US and Qatar navy begin exercises amid Gulf crisis
The US and Qatar navies began manoeuvres on Thursday, hours after the US agreed a major warplane sale with the Gulf kingdom, in an underscoring of a military alliance despite Donald Trump's assertion that Doha is a supporter of "extremism".
The Pentagon deployed two warships to carry out joint manoeuvres with the Qatari navy in the Gulf, as Saudi Arabia, Bahrain and the UAE continued a blockade on its neighbour over claims Doha funds and backs militant groups.
The US vessels docked in Hamad Port, south of the capital Doha, on Wednesday, the Qatari defence ministry said.
It is not clear when the joint exercise was arranged.
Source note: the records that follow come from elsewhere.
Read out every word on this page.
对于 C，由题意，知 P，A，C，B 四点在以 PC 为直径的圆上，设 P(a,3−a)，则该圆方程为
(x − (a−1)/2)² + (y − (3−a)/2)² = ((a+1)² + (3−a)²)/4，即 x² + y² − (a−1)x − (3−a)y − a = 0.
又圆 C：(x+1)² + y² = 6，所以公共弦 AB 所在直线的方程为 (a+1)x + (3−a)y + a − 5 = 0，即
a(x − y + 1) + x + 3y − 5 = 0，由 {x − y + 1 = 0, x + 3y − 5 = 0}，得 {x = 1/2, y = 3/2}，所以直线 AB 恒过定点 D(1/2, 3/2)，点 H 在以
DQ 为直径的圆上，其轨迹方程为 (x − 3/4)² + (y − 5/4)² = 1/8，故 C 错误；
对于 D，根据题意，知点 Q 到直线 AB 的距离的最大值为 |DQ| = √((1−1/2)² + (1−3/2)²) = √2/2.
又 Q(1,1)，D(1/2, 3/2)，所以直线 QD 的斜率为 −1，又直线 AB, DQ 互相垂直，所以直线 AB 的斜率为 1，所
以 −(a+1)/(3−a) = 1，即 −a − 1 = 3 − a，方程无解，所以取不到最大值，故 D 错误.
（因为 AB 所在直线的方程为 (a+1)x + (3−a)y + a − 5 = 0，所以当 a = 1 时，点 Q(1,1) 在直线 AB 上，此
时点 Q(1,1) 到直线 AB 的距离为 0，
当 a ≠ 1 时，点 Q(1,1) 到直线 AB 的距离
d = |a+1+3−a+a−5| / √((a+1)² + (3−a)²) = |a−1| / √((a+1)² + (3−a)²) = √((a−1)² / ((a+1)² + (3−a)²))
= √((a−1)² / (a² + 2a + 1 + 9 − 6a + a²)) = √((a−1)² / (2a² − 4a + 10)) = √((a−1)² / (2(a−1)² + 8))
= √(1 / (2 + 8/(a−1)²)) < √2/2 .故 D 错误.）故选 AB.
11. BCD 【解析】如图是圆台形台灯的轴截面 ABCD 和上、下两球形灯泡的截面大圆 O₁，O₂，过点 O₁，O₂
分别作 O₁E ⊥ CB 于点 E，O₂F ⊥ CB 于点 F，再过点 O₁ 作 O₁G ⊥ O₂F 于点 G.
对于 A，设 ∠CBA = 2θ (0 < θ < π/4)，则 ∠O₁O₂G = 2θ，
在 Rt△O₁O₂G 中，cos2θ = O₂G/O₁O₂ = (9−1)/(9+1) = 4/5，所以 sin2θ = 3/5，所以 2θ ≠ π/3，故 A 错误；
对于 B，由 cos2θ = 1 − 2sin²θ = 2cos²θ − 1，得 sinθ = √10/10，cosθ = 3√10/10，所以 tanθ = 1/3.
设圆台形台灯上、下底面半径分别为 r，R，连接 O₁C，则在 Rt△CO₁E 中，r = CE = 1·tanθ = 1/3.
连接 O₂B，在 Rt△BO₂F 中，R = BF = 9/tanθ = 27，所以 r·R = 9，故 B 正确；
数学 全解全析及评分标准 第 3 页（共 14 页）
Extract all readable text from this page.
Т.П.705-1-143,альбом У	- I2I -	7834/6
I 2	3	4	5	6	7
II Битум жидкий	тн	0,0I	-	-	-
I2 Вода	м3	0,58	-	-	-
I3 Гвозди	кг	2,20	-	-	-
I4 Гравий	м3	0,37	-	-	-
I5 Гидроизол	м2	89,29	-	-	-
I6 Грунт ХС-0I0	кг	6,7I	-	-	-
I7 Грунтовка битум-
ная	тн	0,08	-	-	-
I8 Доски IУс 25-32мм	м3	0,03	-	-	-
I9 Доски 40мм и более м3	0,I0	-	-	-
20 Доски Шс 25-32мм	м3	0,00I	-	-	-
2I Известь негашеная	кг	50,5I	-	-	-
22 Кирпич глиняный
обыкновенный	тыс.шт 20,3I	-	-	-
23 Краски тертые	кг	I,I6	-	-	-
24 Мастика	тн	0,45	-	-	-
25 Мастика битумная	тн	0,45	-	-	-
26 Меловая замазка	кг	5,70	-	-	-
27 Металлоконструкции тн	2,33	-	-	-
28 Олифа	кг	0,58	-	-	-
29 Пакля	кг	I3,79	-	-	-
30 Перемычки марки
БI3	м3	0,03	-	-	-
Last week, the US president expressed support for the Saudi-led allegations against Qatar, charging that it had "historically been a funder of terrorism at a very high level".
But Pentagon and State Department officials have since scrambled to reassure the emirate, which houses the largest US airbase in the Middle East and the command headquarters for US military operations in Iraq, Syria and Afghanistan.
US Defence Secretary Jim Mattis welcomed his Qatari counterpart Khalid al-Attiyah to Washington on Wednesday for the signing of the agreement for the sale of F-15 fighters.
"The $12bn sale will give Qatar a state-of-the-art capability and increase security cooperation and interoperability between the United States and Qatar," the Pentagon said.
It did not provide additional details on the sale but Bloomberg reported it could involve as many as 36 warplanes.
Attiyah said: "We believe that this agreement will propel Qatar's ability to provide for its own security, while also reducing the burden placed upon the United States military in conducting operations against violent extremism."
Saudi Arabia and allies have imposed a political and economic "blockade" on Qatar, in protest at Doha's support for Islamist extremist groups as well as over its ties to Shia Iran.
The move has been backed by nations including Bahrain, the UAE, Egypt and others.
Qatar strongly denies the charges and claims neighbouring countries are trying to interfere with its foreign policy.
America's largest airbase in the Middle East, al-Udeid, is in Qatar.